A portable hostess stand sits in front to handle incoming traffic. A plastic service bar, like you’d find at an outdoor wedding, is the hub for the beverage service. A medium-sized trailer serves as the on-site kitchen. As such, expect a streamlined menu for both food and drink. O’Brien’s does have a full bar (limited brands), but the beer list tops out at a whopping five. Food is geared toward things you can eat with your hands, with a few salads thrown in for good measure. The quesadillas were decent. The mini-burgers were tasty, but a Cobb salad arrived at our table cleverly disguised as a Chef’s salad, although there was no Chef’s salad on O’Brien’s menu. A mystery for the ages, since my friend was too hungry to send it back. As for specials, don’t expect to find anything, except for perhaps your view.

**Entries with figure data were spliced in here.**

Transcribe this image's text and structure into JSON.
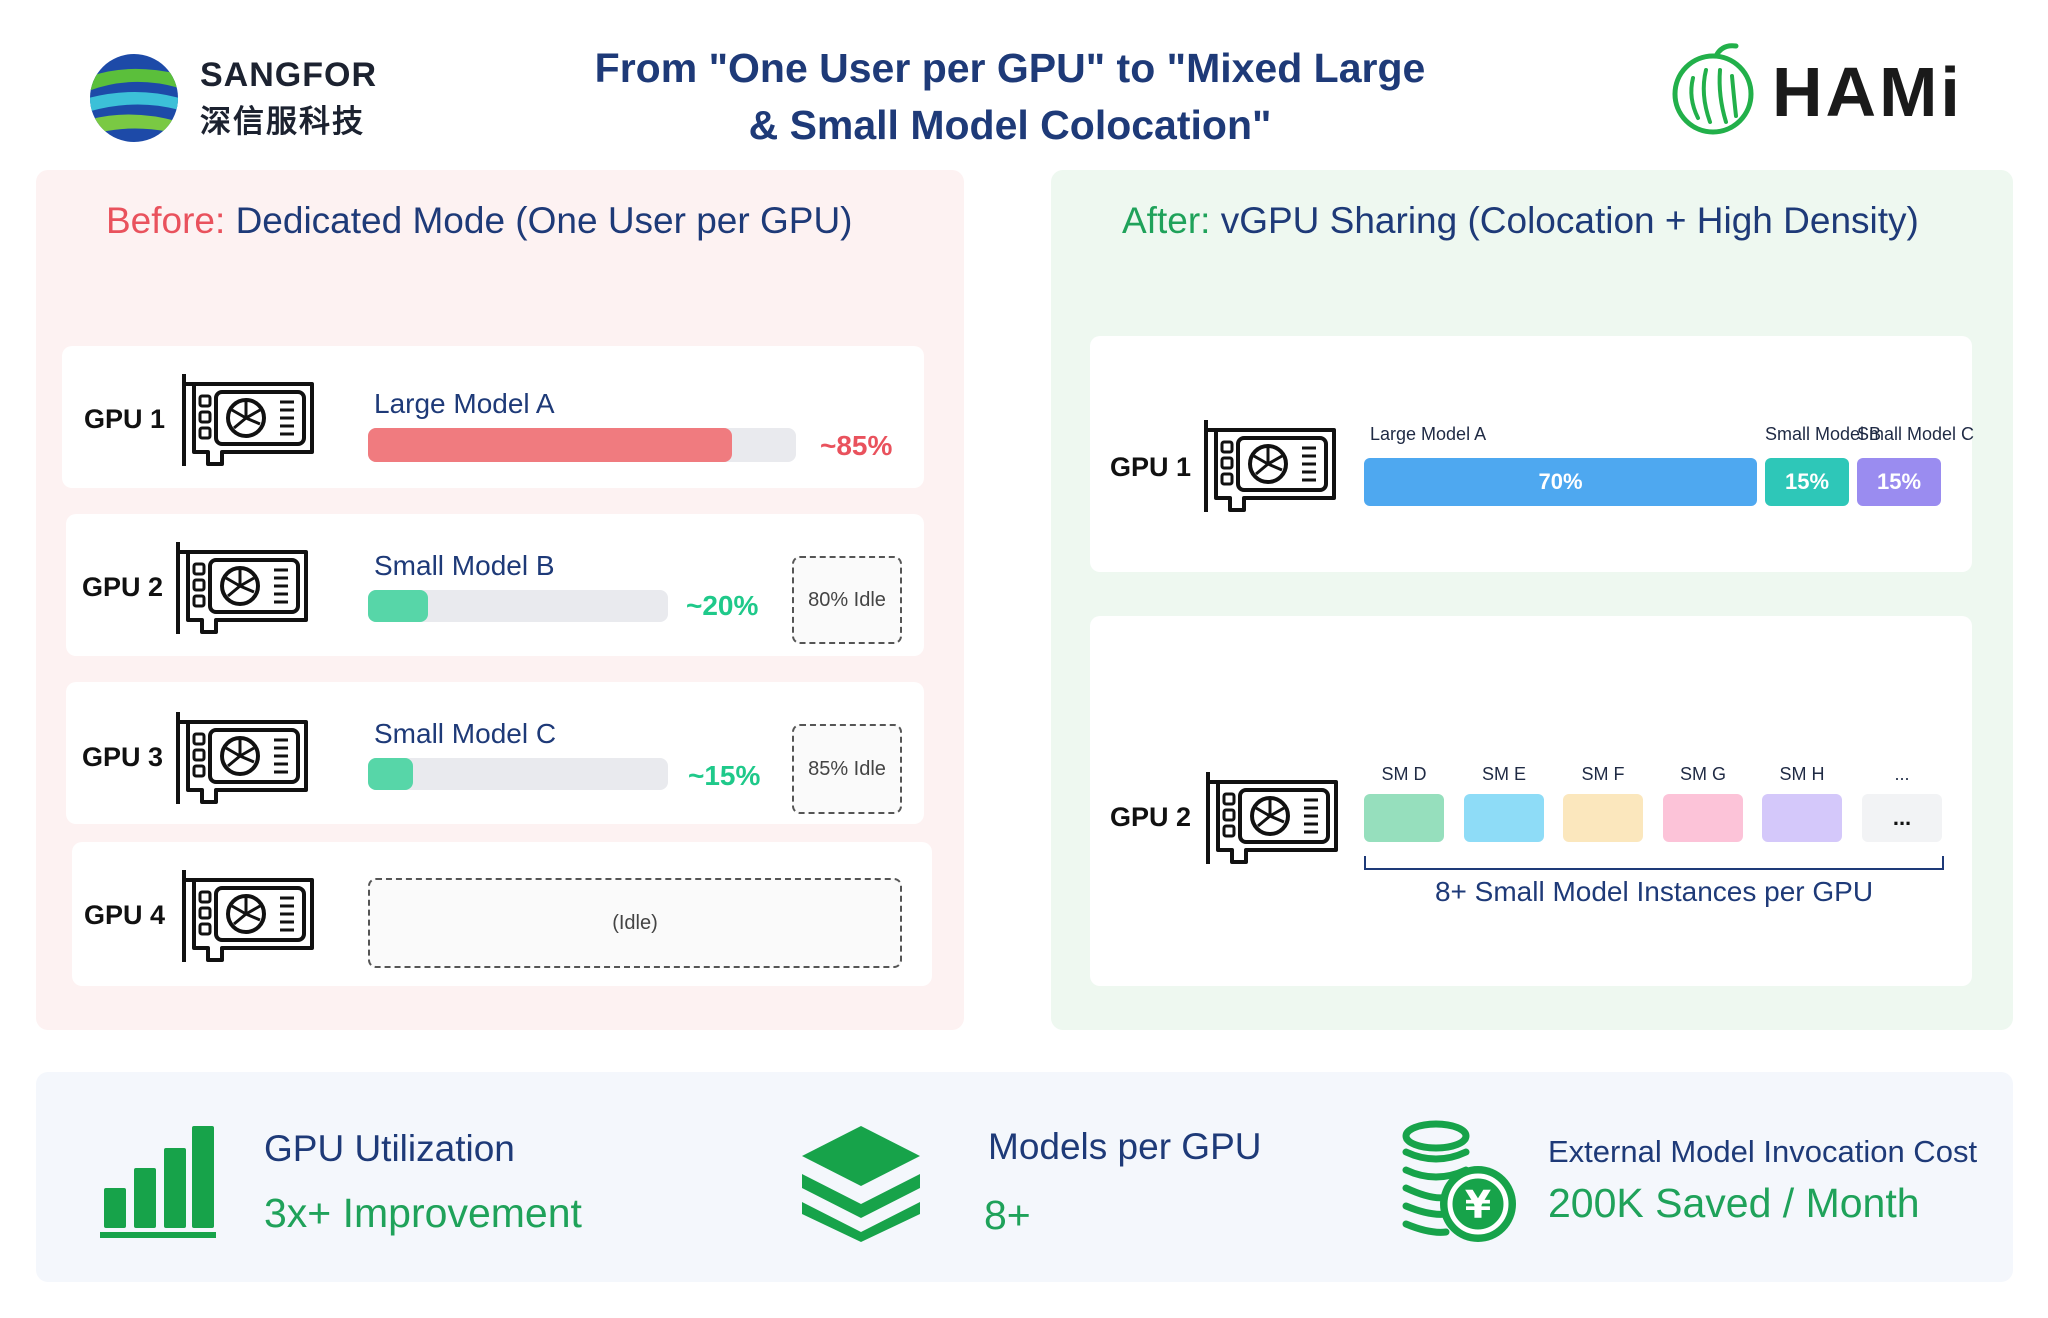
{
  "header": {
    "brand_en": "SANGFOR",
    "brand_cn": "深信服科技",
    "title_line1": "From \"One User per GPU\" to \"Mixed Large",
    "title_line2": "& Small Model Colocation\"",
    "partner": "HAMi"
  },
  "before": {
    "heading_prefix": "Before:",
    "heading_text": " Dedicated Mode (One User per GPU)",
    "gpus": [
      {
        "label": "GPU 1",
        "model": "Large Model A",
        "utilization": 85,
        "pct_text": "~85%",
        "idle_text": "",
        "color": "#f07b7f",
        "pct_color": "#e9525d"
      },
      {
        "label": "GPU 2",
        "model": "Small Model B",
        "utilization": 20,
        "pct_text": "~20%",
        "idle_text": "80% Idle",
        "color": "#57d6a8",
        "pct_color": "#1fc98a"
      },
      {
        "label": "GPU 3",
        "model": "Small Model C",
        "utilization": 15,
        "pct_text": "~15%",
        "idle_text": "85% Idle",
        "color": "#57d6a8",
        "pct_color": "#1fc98a"
      },
      {
        "label": "GPU 4",
        "idle_text": "(Idle)"
      }
    ]
  },
  "after": {
    "heading_prefix": "After:",
    "heading_text": " vGPU Sharing (Colocation + High Density)",
    "gpu1": {
      "label": "GPU 1",
      "segments": [
        {
          "name": "Large Model A",
          "value": 70,
          "text": "70%",
          "color": "#4ea8f0"
        },
        {
          "name": "Small Model B",
          "value": 15,
          "text": "15%",
          "color": "#2ec7b8"
        },
        {
          "name": "Small Model C",
          "value": 15,
          "text": "15%",
          "color": "#9a8cf0"
        }
      ]
    },
    "gpu2": {
      "label": "GPU 2",
      "instances": [
        {
          "name": "SM D",
          "color": "#96dfbd"
        },
        {
          "name": "SM E",
          "color": "#8edcf7"
        },
        {
          "name": "SM F",
          "color": "#fbe7bd"
        },
        {
          "name": "SM G",
          "color": "#fcc3d8"
        },
        {
          "name": "SM H",
          "color": "#d4c8fa"
        },
        {
          "name": "...",
          "block_text": "...",
          "color": "#f2f3f5"
        }
      ],
      "caption": "8+ Small Model Instances per GPU"
    }
  },
  "stats": [
    {
      "title": "GPU Utilization",
      "value": "3x+ Improvement",
      "icon": "bar-chart-icon"
    },
    {
      "title": "Models per GPU",
      "value": "8+",
      "icon": "layers-icon"
    },
    {
      "title": "External Model Invocation Cost",
      "value": "200K Saved / Month",
      "icon": "coins-yen-icon"
    }
  ],
  "colors": {
    "accent_green": "#1fa25a",
    "accent_red": "#e9525d",
    "title_blue": "#1e3a78"
  }
}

Speaking of which, there are excellent views of the historic Wabash and Michigan Avenue drawbridges, which are even better if you’re lucky enough to see them raised for a boat run. The glass majesty of Trump Tower, which I can’t rip on despite my weariness of its namesake, looms just on the other side of the river. There are also excellent vantage points to see the Wrigley Building and Tribune Tower as well as the steady stream of tour boats, pleasure craft and Styrofoam cups floating by. As for your fellow patrons, it only seems as if a camera and a map are required for entry. Actual Chicagoans can be spotted here as well. They’re the ones that don’t look up every time a pigeon flies overhead.
O’Brien’s, like most establishments on the riverwalk, is open seasonally mid-May through Mid-October. They’re open at 11am daily until 9pm weeknights, 10pm on weekends, but if the weather looks dodgy give them a call first. If you like O’Brien’s you might also want to check out Castaways, Rivers or perhaps drinks and Greek tapas on the roof of nearby Pegasus. For more O’Brien’s, check out their original location, their O’Hare edition and the O’Brien’s website. Ahoy.